Some of the most striking examples of repurposing success in leukemia come from unexpected therapeutic classes. Metformin, widely known as an antidiabetic agent, has drawn attention for its ability to impact cellular metabolism. Leukemia cells, especially those with stem-like features, exhibit altered metabolic dependencies that render them vulnerable to metabolic modulation. Metformin’s inhibition of mitochondrial oxidative phosphorylation has been shown to reduce leukemia cell viability and enhance the effect of chemotherapy in preclinical studies. While the drug is not yet a standard component of leukemia therapy, its strong safety profile and extensive clinical experience make it an appealing candidate for future trials. Similarly, statins commonly prescribed to manage hyperlipidemia have demonstrated anti-proliferative activity by disrupting cholesterol synthesis pathways critical for leukemic cell membrane integrity and signaling.

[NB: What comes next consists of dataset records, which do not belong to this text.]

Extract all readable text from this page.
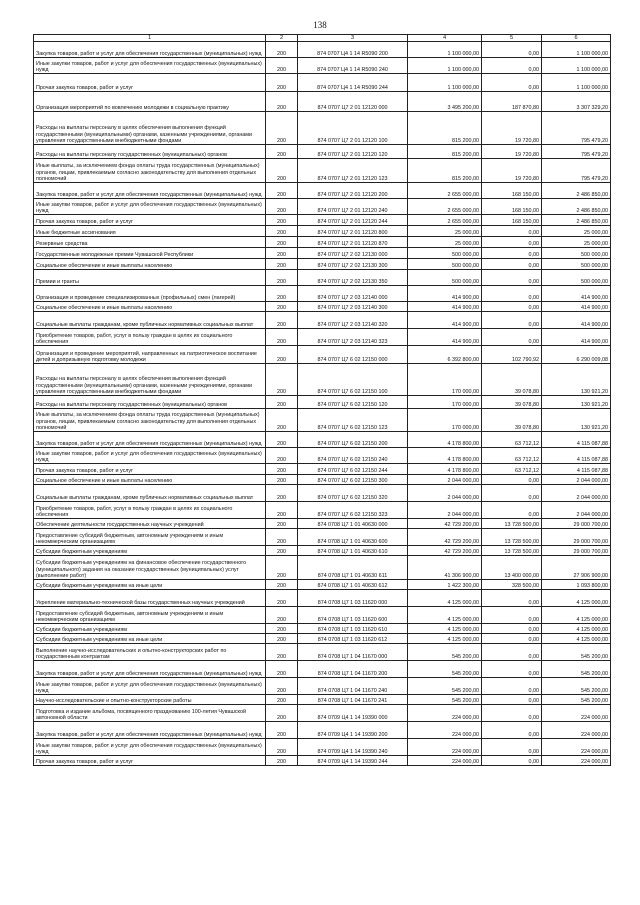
138
1	2	3	4	5	6
Закупка товаров, работ и услуг для обеспечения государственных (муниципальных) нужд	200	874 0707 Ц4 1 14 R5090 200	1 100 000,00	0,00	1 100 000,00
Иные закупки товаров, работ и услуг для обеспечения государственных (муниципальных) нужд	200	874 0707 Ц4 1 14 R5090 240	1 100 000,00	0,00	1 100 000,00
Прочая закупка товаров, работ и услуг	200	874 0707 Ц4 1 14 R5090 244	1 100 000,00	0,00	1 100 000,00
Организация мероприятий по вовлечению молодежи в социальную практику	200	874 0707 Ц7 2 01 12120 000	3 495 200,00	187 870,80	3 307 329,20
Расходы на выплаты персоналу в целях обеспечения выполнения функций государственными (муниципальными) органами, казенными учреждениями, органами управления государственными внебюджетными фондами	200	874 0707 Ц7 2 01 12120 100	815 200,00	19 720,80	795 479,20
Расходы на выплаты персоналу государственных (муниципальных) органов	200	874 0707 Ц7 2 01 12120 120	815 200,00	19 720,80	795 479,20
Иные выплаты, за исключением фонда оплаты труда государственных (муниципальных) органов, лицам, привлекаемым согласно законодательству для выполнения отдельных полномочий	200	874 0707 Ц7 2 01 12120 123	815 200,00	19 720,80	795 479,20
Закупка товаров, работ и услуг для обеспечения государственных (муниципальных) нужд	200	874 0707 Ц7 2 01 12120 200	2 655 000,00	168 150,00	2 486 850,00
Иные закупки товаров, работ и услуг для обеспечения государственных (муниципальных) нужд	200	874 0707 Ц7 2 01 12120 240	2 655 000,00	168 150,00	2 486 850,00
Прочая закупка товаров, работ и услуг	200	874 0707 Ц7 2 01 12120 244	2 655 000,00	168 150,00	2 486 850,00
Иные бюджетные ассигнования	200	874 0707 Ц7 2 01 12120 800	25 000,00	0,00	25 000,00
Резервные средства	200	874 0707 Ц7 2 01 12120 870	25 000,00	0,00	25 000,00
Государственные молодежные премии Чувашской Республики	200	874 0707 Ц7 2 02 12130 000	500 000,00	0,00	500 000,00
Социальное обеспечение и иные выплаты населению	200	874 0707 Ц7 2 02 12130 300	500 000,00	0,00	500 000,00
Премии и гранты	200	874 0707 Ц7 2 02 12130 350	500 000,00	0,00	500 000,00
Организация и проведение специализированных (профильных) смен (лагерей)	200	874 0707 Ц7 2 03 12140 000	414 900,00	0,00	414 900,00
Социальное обеспечение и иные выплаты населению	200	874 0707 Ц7 2 03 12140 300	414 900,00	0,00	414 900,00
Социальные выплаты гражданам, кроме публичных нормативных социальных выплат	200	874 0707 Ц7 2 03 12140 320	414 900,00	0,00	414 900,00
Приобретение товаров, работ, услуг в пользу граждан в целях их социального обеспечения	200	874 0707 Ц7 2 03 12140 323	414 900,00	0,00	414 900,00
Организация и проведение мероприятий, направленных на патриотическое воспитание детей и допризывную подготовку молодежи	200	874 0707 Ц7 6 02 12150 000	6 392 800,00	102 790,92	6 290 009,08
Расходы на выплаты персоналу в целях обеспечения выполнения функций государственными (муниципальными) органами, казенными учреждениями, органами управления государственными внебюджетными фондами	200	874 0707 Ц7 6 02 12150 100	170 000,00	39 078,80	130 921,20
Расходы на выплаты персоналу государственных (муниципальных) органов	200	874 0707 Ц7 6 02 12150 120	170 000,00	39 078,80	130 921,20
Иные выплаты, за исключением фонда оплаты труда государственных (муниципальных) органов, лицам, привлекаемым согласно законодательству для выполнения отдельных полномочий	200	874 0707 Ц7 6 02 12150 123	170 000,00	39 078,80	130 921,20
Закупка товаров, работ и услуг для обеспечения государственных (муниципальных) нужд	200	874 0707 Ц7 6 02 12150 200	4 178 800,00	63 712,12	4 115 087,88
Иные закупки товаров, работ и услуг для обеспечения государственных (муниципальных) нужд	200	874 0707 Ц7 6 02 12150 240	4 178 800,00	63 712,12	4 115 087,88
Прочая закупка товаров, работ и услуг	200	874 0707 Ц7 6 02 12150 244	4 178 800,00	63 712,12	4 115 087,88
Социальное обеспечение и иные выплаты населению	200	874 0707 Ц7 6 02 12150 300	2 044 000,00	0,00	2 044 000,00
Социальные выплаты гражданам, кроме публичных нормативных социальных выплат	200	874 0707 Ц7 6 02 12150 320	2 044 000,00	0,00	2 044 000,00
Приобретение товаров, работ, услуг в пользу граждан в целях их социального обеспечения	200	874 0707 Ц7 6 02 12150 323	2 044 000,00	0,00	2 044 000,00
Обеспечение деятельности государственных научных учреждений	200	874 0708 Ц7 1 01 40630 000	42 729 200,00	13 728 500,00	29 000 700,00
Предоставление субсидий бюджетным, автономным учреждениям и иным некоммерческим организациям	200	874 0708 Ц7 1 01 40630 600	42 729 200,00	13 728 500,00	29 000 700,00
Субсидии бюджетным учреждениям	200	874 0708 Ц7 1 01 40630 610	42 729 200,00	13 728 500,00	29 000 700,00
Субсидии бюджетным учреждениям на финансовое обеспечение государственного (муниципального) задания на оказание государственных (муниципальных) услуг (выполнение работ)	200	874 0708 Ц7 1 01 40630 611	41 306 900,00	13 400 000,00	27 906 900,00
Субсидии бюджетным учреждениям на иные цели	200	874 0708 Ц7 1 01 40630 612	1 422 300,00	328 500,00	1 093 800,00
Укрепление материально-технической базы государственных научных учреждений	200	874 0708 Ц7 1 03 11620 000	4 125 000,00	0,00	4 125 000,00
Предоставление субсидий бюджетным, автономным учреждениям и иным некоммерческим организациям	200	874 0708 Ц7 1 03 11620 600	4 125 000,00	0,00	4 125 000,00
Субсидии бюджетным учреждениям	200	874 0708 Ц7 1 03 11620 610	4 125 000,00	0,00	4 125 000,00
Субсидии бюджетным учреждениям на иные цели	200	874 0708 Ц7 1 03 11620 612	4 125 000,00	0,00	4 125 000,00
Выполнение научно-исследовательских и опытно-конструкторских работ по государственным контрактам	200	874 0708 Ц7 1 04 11670 000	545 200,00	0,00	545 200,00
Закупка товаров, работ и услуг для обеспечения государственных (муниципальных) нужд	200	874 0708 Ц7 1 04 11670 200	545 200,00	0,00	545 200,00
Иные закупки товаров, работ и услуг для обеспечения государственных (муниципальных) нужд	200	874 0708 Ц7 1 04 11670 240	545 200,00	0,00	545 200,00
Научно-исследовательские и опытно-конструкторские работы	200	874 0708 Ц7 1 04 11670 241	545 200,00	0,00	545 200,00
Подготовка и издание альбома, посвященного празднованию 100-летия Чувашской автономной области	200	874 0709 Ц4 1 14 19390 000	224 000,00	0,00	224 000,00
Закупка товаров, работ и услуг для обеспечения государственных (муниципальных) нужд	200	874 0709 Ц4 1 14 19390 200	224 000,00	0,00	224 000,00
Иные закупки товаров, работ и услуг для обеспечения государственных (муниципальных) нужд	200	874 0709 Ц4 1 14 19390 240	224 000,00	0,00	224 000,00
Прочая закупка товаров, работ и услуг	200	874 0709 Ц4 1 14 19390 244	224 000,00	0,00	224 000,00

In the immunologic domain, repurposing takes on another layer of significance. Leukemia is profoundly influenced by the host immune system, and drugs that modulate immune responses can have meaningful therapeutic effects. Thalidomide and its derivatives offer a well-known example of how a drug with a complicated history found new life in hematologic malignancies. Initially used for nausea and later pulled from the market due to teratogenicity, thalidomide was eventually explored for its immunomodulatory properties and became a cornerstone therapy for multiple myeloma. Although its role in leukemia is less pronounced, similar immunomodulatory strategies especially those involving cytokine regulation or T-cell activation may be harnessed through repurposing. The success of thalidomide in another hematologic cancer underscores that drugs once believed to have no place in oncology can become transformative when reevaluated through a modern mechanistic lens.